In the news this weekend, the Department of Justice reaffirmed its demand that a federal court break up Google.
The DOJ’s request came after Judge Amit P. Mehta of the U.S. District Court for the District of Columbia ruled last year that Alphabet (GOOG) (GOOGL) illegally operated a monopoly in online search through payments to web browsers and smartphone makers to feature Google’s search engine.
“Google’s illegal conduct has created an economic goliath, one that wreaks havoc over the marketplace to ensure that — no matter what occurs — Google always wins,” the government said in its filing. “The American people thus are forced to accept the unbridled demands and shifting, ideological preferences of an economic leviathan in return for a search engine the public may enjoy.”
However, the DOJ dropped its request that Google be forced to sell off its stakes in AI companies, including Anthropic to promote online search competition.
“DOJ’s sweeping proposals continue to go miles beyond the Court’s decision, and would harm America’s consumers, economy and national security,” Google told Seeking Alpha.
And Meta Platforms (META) is working to advance the voice-controlled capabilities of its new, open-source, large language model Llama 4, as it expects conversational AI agents will supplant text-driven agents.
The Financial Times says Llama 4 is expected to be released in the next few weeks. The Ray-Ban Metas are already utilizing this type of technology.
Chief Product Officer Chris Cox said: “So (what) we have now, we believe, is the best AI device on the market, which is the Ray-Ban Meta. They allow you to talk to them. You can ask questions about the world in front of you.”
For income investors, Allstate (ALL) goes ex-dividend on Monday, with a payout date of April 1.
HP (HPQ) and Nvidia (NVDA) go ex-dividend on Wednesday. HP pays out on March 12 and Nvidia pays out on April 2.
Home Depot (HD) goes ex-dividend on Thursday and pays out on March 13.
And in the Wall Street Research corner, Piper Sandler is out with actionable stock recommendations amid a bearish tilt to the market over concerns of economic growth, tariffs and other policies.
Craig Johnson, chief market technician, noted that his proprietary breadth indicators are in Sell positions.
“Our M.A.C.E. trend work (moving average cycle evaluation) reveals that more stocks are in downtrends than uptrends,” he said.
But added he suspects “markets will find some footing as the S&P 500 (SP500) tests its 200-day moving average and the Russell 2000 (IWM) tests its 50% retracement from its October 2022 low.

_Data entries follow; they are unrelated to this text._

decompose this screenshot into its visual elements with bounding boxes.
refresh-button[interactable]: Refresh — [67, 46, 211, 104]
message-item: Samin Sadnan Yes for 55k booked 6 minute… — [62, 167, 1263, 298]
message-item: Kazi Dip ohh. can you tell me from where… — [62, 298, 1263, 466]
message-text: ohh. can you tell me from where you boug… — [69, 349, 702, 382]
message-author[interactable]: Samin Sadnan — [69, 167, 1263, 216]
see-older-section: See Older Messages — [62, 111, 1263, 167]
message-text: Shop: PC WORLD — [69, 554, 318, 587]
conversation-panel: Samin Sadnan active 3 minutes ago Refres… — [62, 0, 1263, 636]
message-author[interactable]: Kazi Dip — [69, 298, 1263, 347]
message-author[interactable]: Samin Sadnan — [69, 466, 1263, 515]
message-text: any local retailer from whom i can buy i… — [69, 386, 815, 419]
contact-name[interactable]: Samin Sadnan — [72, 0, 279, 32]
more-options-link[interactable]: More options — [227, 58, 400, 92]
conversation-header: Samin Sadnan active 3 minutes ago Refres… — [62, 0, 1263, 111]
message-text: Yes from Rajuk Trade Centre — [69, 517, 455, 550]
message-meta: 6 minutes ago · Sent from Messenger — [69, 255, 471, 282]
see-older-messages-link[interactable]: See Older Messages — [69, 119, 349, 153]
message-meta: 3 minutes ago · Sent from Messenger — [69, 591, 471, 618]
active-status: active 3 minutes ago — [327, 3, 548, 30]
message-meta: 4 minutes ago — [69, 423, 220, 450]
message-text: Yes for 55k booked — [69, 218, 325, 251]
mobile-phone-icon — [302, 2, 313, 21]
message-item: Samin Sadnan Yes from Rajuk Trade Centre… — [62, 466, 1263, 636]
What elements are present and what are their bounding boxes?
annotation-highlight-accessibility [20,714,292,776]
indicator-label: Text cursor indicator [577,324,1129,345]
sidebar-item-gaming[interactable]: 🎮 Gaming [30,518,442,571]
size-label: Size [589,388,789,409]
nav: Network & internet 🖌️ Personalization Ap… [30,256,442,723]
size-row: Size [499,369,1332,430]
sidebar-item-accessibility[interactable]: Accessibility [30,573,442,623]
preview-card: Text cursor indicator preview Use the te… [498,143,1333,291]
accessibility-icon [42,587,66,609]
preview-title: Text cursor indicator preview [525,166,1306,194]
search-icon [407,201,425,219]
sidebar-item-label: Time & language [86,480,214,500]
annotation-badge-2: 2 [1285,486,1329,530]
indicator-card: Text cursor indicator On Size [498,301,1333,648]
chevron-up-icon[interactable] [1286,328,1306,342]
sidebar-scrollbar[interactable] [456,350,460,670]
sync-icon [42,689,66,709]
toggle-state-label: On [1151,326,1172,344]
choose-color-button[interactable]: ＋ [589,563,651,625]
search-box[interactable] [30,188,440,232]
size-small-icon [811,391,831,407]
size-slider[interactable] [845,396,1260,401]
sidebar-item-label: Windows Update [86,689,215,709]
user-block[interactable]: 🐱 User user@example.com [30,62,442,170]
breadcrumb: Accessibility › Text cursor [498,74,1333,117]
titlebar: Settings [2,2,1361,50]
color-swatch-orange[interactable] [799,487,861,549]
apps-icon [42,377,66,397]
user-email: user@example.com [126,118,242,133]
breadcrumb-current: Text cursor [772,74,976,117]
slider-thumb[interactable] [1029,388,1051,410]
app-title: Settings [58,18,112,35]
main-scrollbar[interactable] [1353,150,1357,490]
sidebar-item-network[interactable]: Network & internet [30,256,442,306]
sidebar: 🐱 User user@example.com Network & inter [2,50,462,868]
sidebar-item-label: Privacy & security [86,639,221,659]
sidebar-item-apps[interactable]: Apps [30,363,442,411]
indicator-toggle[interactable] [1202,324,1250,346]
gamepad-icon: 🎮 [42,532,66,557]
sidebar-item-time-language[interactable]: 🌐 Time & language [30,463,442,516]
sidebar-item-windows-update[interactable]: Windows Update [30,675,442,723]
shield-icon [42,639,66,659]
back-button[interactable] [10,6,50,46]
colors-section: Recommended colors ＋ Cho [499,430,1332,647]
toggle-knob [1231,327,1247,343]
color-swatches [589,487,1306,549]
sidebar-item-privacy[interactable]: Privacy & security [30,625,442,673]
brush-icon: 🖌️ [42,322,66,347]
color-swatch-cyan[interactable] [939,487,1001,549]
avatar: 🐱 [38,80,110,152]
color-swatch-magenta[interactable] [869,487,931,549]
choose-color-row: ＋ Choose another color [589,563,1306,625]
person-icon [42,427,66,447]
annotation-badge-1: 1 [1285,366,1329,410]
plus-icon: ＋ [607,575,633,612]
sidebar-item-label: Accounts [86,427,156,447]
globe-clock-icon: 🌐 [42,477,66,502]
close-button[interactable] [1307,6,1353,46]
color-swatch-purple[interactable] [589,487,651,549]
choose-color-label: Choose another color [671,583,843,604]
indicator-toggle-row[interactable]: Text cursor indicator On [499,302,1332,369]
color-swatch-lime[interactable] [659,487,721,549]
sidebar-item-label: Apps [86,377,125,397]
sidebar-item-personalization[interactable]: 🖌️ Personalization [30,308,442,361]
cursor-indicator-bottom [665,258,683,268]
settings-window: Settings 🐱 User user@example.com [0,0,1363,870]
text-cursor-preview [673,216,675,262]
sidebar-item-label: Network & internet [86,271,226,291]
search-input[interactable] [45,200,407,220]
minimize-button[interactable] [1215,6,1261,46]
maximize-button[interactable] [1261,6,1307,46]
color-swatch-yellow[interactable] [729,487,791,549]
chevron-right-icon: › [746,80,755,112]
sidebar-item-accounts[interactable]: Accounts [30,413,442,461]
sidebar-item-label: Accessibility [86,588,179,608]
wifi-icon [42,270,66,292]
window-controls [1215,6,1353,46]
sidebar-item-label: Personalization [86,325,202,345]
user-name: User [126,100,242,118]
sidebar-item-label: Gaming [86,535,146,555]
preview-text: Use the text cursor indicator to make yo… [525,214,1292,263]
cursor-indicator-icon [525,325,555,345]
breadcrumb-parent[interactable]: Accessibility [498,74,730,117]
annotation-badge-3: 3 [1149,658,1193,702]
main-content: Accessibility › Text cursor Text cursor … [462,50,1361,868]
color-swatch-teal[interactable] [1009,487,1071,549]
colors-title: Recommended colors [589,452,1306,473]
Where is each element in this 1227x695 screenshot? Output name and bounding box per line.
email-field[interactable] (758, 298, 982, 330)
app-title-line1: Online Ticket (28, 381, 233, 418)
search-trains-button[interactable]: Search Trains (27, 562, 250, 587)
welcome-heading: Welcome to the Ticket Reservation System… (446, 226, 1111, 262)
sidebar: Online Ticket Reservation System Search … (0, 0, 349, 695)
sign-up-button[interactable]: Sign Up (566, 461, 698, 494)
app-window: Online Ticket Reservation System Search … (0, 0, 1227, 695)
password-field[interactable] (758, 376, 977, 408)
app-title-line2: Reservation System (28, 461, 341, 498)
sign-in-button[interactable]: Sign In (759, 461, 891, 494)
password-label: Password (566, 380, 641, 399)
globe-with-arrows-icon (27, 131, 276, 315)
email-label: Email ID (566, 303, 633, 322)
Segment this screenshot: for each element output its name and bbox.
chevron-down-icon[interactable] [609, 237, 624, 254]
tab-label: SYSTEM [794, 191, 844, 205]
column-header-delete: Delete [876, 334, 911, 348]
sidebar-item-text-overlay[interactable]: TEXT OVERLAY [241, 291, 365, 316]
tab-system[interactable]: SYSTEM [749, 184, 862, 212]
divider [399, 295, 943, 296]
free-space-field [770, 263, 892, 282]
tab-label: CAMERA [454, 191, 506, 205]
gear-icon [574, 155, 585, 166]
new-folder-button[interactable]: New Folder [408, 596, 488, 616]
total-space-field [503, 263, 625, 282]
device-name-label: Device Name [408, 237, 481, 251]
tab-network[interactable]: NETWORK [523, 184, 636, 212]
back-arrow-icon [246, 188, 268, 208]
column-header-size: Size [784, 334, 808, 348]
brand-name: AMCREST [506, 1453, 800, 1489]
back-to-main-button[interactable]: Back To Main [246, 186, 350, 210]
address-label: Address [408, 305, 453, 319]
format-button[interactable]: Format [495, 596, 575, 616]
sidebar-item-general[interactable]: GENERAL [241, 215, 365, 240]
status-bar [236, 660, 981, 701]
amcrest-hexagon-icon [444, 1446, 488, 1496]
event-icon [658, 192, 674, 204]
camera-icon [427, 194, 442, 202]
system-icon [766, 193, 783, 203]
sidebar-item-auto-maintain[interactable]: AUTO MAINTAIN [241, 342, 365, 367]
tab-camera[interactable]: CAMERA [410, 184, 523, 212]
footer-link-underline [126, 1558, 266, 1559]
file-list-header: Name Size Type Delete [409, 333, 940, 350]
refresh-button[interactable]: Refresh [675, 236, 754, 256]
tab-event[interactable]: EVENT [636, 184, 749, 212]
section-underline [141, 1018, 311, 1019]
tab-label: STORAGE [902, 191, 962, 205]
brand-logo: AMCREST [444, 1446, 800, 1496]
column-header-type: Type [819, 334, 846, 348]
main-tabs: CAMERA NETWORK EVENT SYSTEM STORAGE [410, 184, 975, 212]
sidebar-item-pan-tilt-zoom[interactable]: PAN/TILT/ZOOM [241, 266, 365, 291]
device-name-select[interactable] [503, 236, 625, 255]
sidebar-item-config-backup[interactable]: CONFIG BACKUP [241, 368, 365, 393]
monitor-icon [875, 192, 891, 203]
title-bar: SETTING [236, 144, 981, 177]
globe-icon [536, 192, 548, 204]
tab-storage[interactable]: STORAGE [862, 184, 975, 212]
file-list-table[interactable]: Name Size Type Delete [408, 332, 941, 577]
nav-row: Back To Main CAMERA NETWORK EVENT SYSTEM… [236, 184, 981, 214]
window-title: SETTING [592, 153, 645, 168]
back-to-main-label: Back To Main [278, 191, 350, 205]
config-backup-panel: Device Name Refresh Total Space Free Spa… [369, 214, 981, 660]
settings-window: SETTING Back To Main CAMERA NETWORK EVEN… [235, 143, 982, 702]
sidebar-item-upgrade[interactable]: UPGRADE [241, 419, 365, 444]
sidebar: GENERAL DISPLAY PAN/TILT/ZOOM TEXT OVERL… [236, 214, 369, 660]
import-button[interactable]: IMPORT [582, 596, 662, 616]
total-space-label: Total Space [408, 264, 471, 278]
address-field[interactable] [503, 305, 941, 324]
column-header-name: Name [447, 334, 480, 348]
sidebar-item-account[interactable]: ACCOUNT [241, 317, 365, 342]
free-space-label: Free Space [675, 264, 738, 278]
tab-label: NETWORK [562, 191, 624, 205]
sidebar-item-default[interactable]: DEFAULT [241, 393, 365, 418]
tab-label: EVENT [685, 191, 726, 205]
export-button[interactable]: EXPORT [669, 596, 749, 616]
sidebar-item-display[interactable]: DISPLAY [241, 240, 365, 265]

A period of stabilization, reassessment, and rotation is likely at current levels.”
Among the actionable picks are:
JD.com (JD) approaching the top of a bullish “cup and handle” formation. “Add to positions on a breakout above resistance near $48.”
And Warner Bros Discovery (WBD), approaching the neck of an “inverted head and shoulders” formation. “Add to positions on a breakout above the neckline near $12.70.”